Anyway, clear guide how to set up port forwarding and preserve remote IPs would be great.

Great thanks.

I will look at adding a mention for br_netfilter to the proxy doc.

If you were able to write a post on the forum for setting up a proxy in nat mode then I could promote that into the Tutorials category for the benefit of other users.

I’ll try to write something, but my English is lousy :slight_smile:

1 Like
lxc config device add alp proxy80v6 proxy listen=tcp:2604:280:1:5f8::2:80 connect=tcp:0.0.0.0:80
Error: Invalid devices: Device validation failed "proxy80v6": Invalid value for device option "listen": address 2604:280:1:5f8::2:80: too many colons in address

Ugh.

You need to use square brackets, e.g. listen=tcp:[2604:280:1:5f8::2]:80

lxc config device add alp proxy80v6 proxy nat=true "listen=tcp:[2604:280:1:5f8::2]:80" "connect=tcp:[::]:80"   
Error: Failed to start device "proxy80v6": Proxy connect IP cannot be used with any of the instance NICs static IPs

I was able to add v4 proxy to this container without problems.

You need to use static IPs for both IPv4 and IPv6 (when using proxy in nat mode), please show the output of lxc config show <container> --expanded for the container you added the IPv4 proxy device on.

architecture: x86_64
config:
  image.architecture: amd64
  image.description: Alpine 3.9 amd64 (20190321_13:00)
  image.os: Alpine
  image.release: "3.9"
  image.serial: "20190321_13:00"
  volatile.base_image: 0cbd911b5a203c7e475241b8b22cc5332d10fd30ae27916bae1558bcb118c9ce
  volatile.eth0.host_name: veth196022e7
  volatile.eth0.hwaddr: 00:16:3e:6b:04:12
  volatile.idmap.base: "0"
  volatile.idmap.current: '[{"Isuid":true,"Isgid":false,"Hostid":1000000,"Nsid":0,"Maprange":1000000000},{"Isuid":false,"Isgid":true,"Hostid":1000000,"Nsid":0,"Maprange":1000000000}]'
  volatile.idmap.next: '[{"Isuid":true,"Isgid":false,"Hostid":1000000,"Nsid":0,"Maprange":1000000000},{"Isuid":false,"Isgid":true,"Hostid":1000000,"Nsid":0,"Maprange":1000000000}]'
  volatile.last_state.idmap: '[{"Isuid":true,"Isgid":true,"Hostid":1000000,"Nsid":0,"Maprange":1000000000}]'
  volatile.last_state.power: RUNNING
devices:
  eth0:
    ipv4.address: 172.16.172.116
    name: eth0
    nictype: bridged
    parent: lxdbr0
    type: nic
  root:
    path: /
    pool: tank
    type: disk
ephemeral: false
profiles:
- default
stateful: false
description: ""

Yep, so your eth0 NIC has a static IP defined already.
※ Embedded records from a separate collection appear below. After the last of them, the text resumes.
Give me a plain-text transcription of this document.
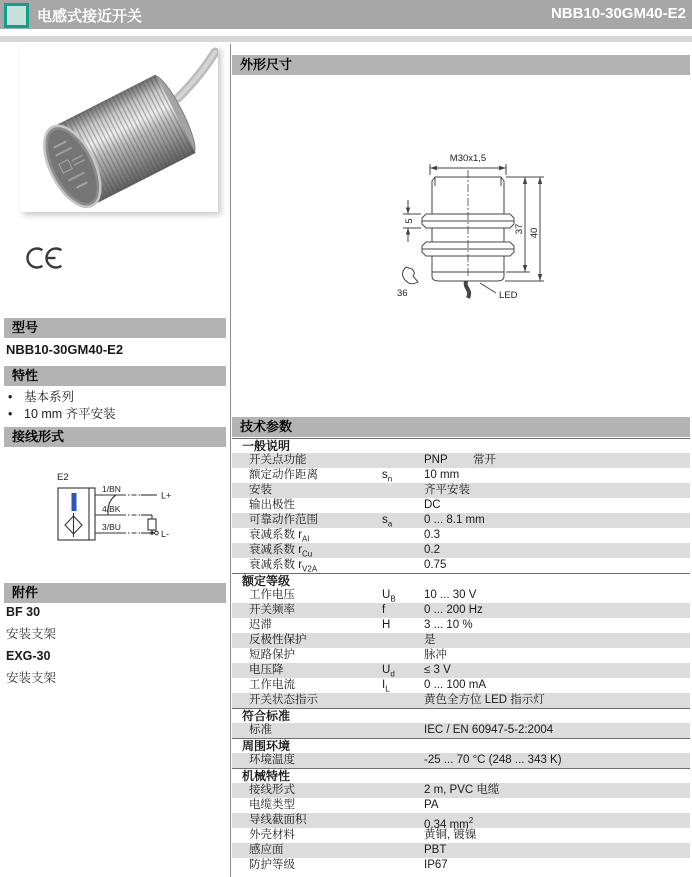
电感式接近开关	NBB10-30GM40-E2
型号
NBB10-30GM40-E2
特性
• 基本系列
• 10 mm 齐平安装
接线形式
E2
1/BN
L+
4/BK
3/BU
L-
附件
BF 30
安装支架
EXG-30
安装支架
外形尺寸
M30x1,5
5
37 40
36	LED
技术参数
一般说明
开关点功能	PNP 常开
额定动作距离	$s_n$	10 mm
安装	齐平安装
输出极性	DC
可靠动作范围	$s_a$	0 ... 8.1 mm
衰减系数 $r_{Al}$	0.3
衰减系数 $r_{Cu}$	0.2
衰减系数 $r_{V2A}$	0.75
额定等级
工作电压	$U_B$ 10 ... 30 V
开关频率	f	0 ... 200 Hz
迟滞	H	3 ... 10 %
反极性保护	是
短路保护	脉冲
电压降	$U_d$	≤ 3 V
工作电流	$I_L$	0 ... 100 mA
开关状态指示	黄色全方位 LED 指示灯
符合标准
标准	IEC / EN 60947-5-2:2004
周围环境
环境温度	-25 ... 70 °C (248 ... 343 K)
机械特性
接线形式	2 m, PVC 电缆
电缆类型	PA
导线截面积	0.34 $mm^2$
外壳材料	黄铜, 镀镍
感应面	PBT
防护等级	IP67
So when you added a proxy in NAT mode with a connect option of tcp:0.0.0.0:7777 will use the static IP to setup the NAT rule.

In order to define a static IPv6 address, you also need to enable stateful DHCPv6 on the LXD managed network (otherwise the container may use SLAAC to generate a random IP). You will get an error to that effect when you try and define a static IPv6 address on a bridged NIC.